I\'ve written a multitprocess application in VC++ and tried to execute it with command line arguments with the system command from MATLAB. It runs, but only on one core ---
you have to execute in MATLAB command-line:
setenv OMP_NUM_THREADS 4
if you want to use 4 threads.
Run the command outside of Matlab and see how many cores its using. There should be no difference running it from within Matlab because its just a call down to the operating system. IE. equivalent from running on command line.
EDIT
Ok odd, what do you get when you call feature('NumCores')
? What version of Matlab are you using?
Does it help to enable this?
The question is how Matlab is affecting your app's behavior, since it's a separate process. I suspect Matlab is modifying environment variables in a manner that affects OMP, maybe because it uses OMP internally, and the process you are spawning from Matlab is inheriting this modified environment.

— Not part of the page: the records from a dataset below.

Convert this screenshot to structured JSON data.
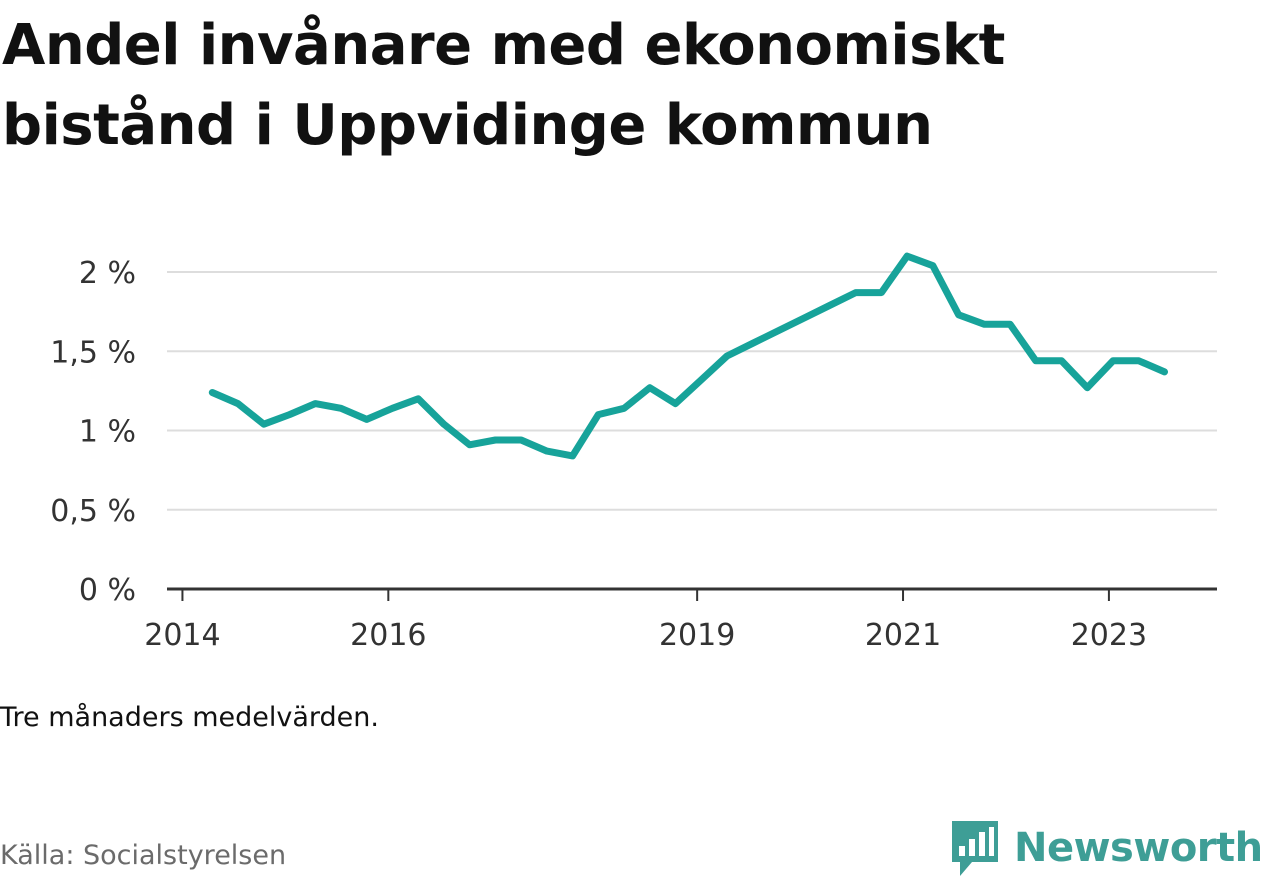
{
  "header": {
    "title": "Andel invånare med ekonomiskt bistånd i Uppvidinge kommun"
  },
  "footer": {
    "note": "Tre månaders medelvärden.",
    "source": "Källa: Socialstyrelsen",
    "brand": "Newsworthy",
    "brand_icon": "bar-chart-logo-icon"
  },
  "colors": {
    "line": "#17A39A",
    "brand": "#3E9E96",
    "grid": "#DDDDDD",
    "axis": "#333333"
  },
  "chart_data": {
    "type": "line",
    "x_tick_labels": [
      "2014",
      "2016",
      "2019",
      "2021",
      "2023"
    ],
    "x_tick_values": [
      2014.0,
      2016.0,
      2019.0,
      2021.0,
      2023.0
    ],
    "xlim": [
      2013.85,
      2024.05
    ],
    "y_tick_labels": [
      "0 %",
      "0,5 %",
      "1 %",
      "1,5 %",
      "2 %"
    ],
    "y_tick_values": [
      0,
      0.5,
      1.0,
      1.5,
      2.0
    ],
    "ylim": [
      0,
      2.0
    ],
    "grid": true,
    "series": [
      {
        "x": [
          2014.29,
          2014.54,
          2014.79,
          2015.04,
          2015.29,
          2015.54,
          2015.79,
          2016.04,
          2016.29,
          2016.54,
          2016.79,
          2017.04,
          2017.29,
          2017.54,
          2017.79,
          2018.04,
          2018.29,
          2018.54,
          2018.79,
          2019.04,
          2019.29,
          2019.54,
          2019.79,
          2020.04,
          2020.29,
          2020.54,
          2020.79,
          2021.04,
          2021.29,
          2021.54,
          2021.79,
          2022.04,
          2022.29,
          2022.54,
          2022.79,
          2023.04,
          2023.29,
          2023.54
        ],
        "y": [
          1.24,
          1.17,
          1.04,
          1.1,
          1.17,
          1.14,
          1.07,
          1.14,
          1.2,
          1.04,
          0.91,
          0.94,
          0.94,
          0.87,
          0.84,
          1.1,
          1.14,
          1.27,
          1.17,
          1.32,
          1.47,
          1.55,
          1.63,
          1.71,
          1.79,
          1.87,
          1.87,
          2.1,
          2.04,
          1.73,
          1.67,
          1.67,
          1.44,
          1.44,
          1.27,
          1.44,
          1.44,
          1.37
        ]
      }
    ]
  }
}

Do a "set > plain.txt" from the command window where you're launching you app plain, and "system('set > from_matlab.txt')" from within Matlab, and diff the outputs. This will show you the differences in environment variables that Matlab is introducing. When I do this, this appears in the environment inherited from Matlab, but not in the plain command window's environment.
OMP_NUM_THREADS=1
That looks like an OpenMP setting related to the function calls in your question. I'll bet your spawned app is seeing that and respecting it.
I don't know why Matlab is setting it. But as a workaround, when you launch the app from Matlab, instead of calling it directly, call a wrapper .bat file that clears the OMP_NUM_THREADS environment variable, or sets it to a higher number.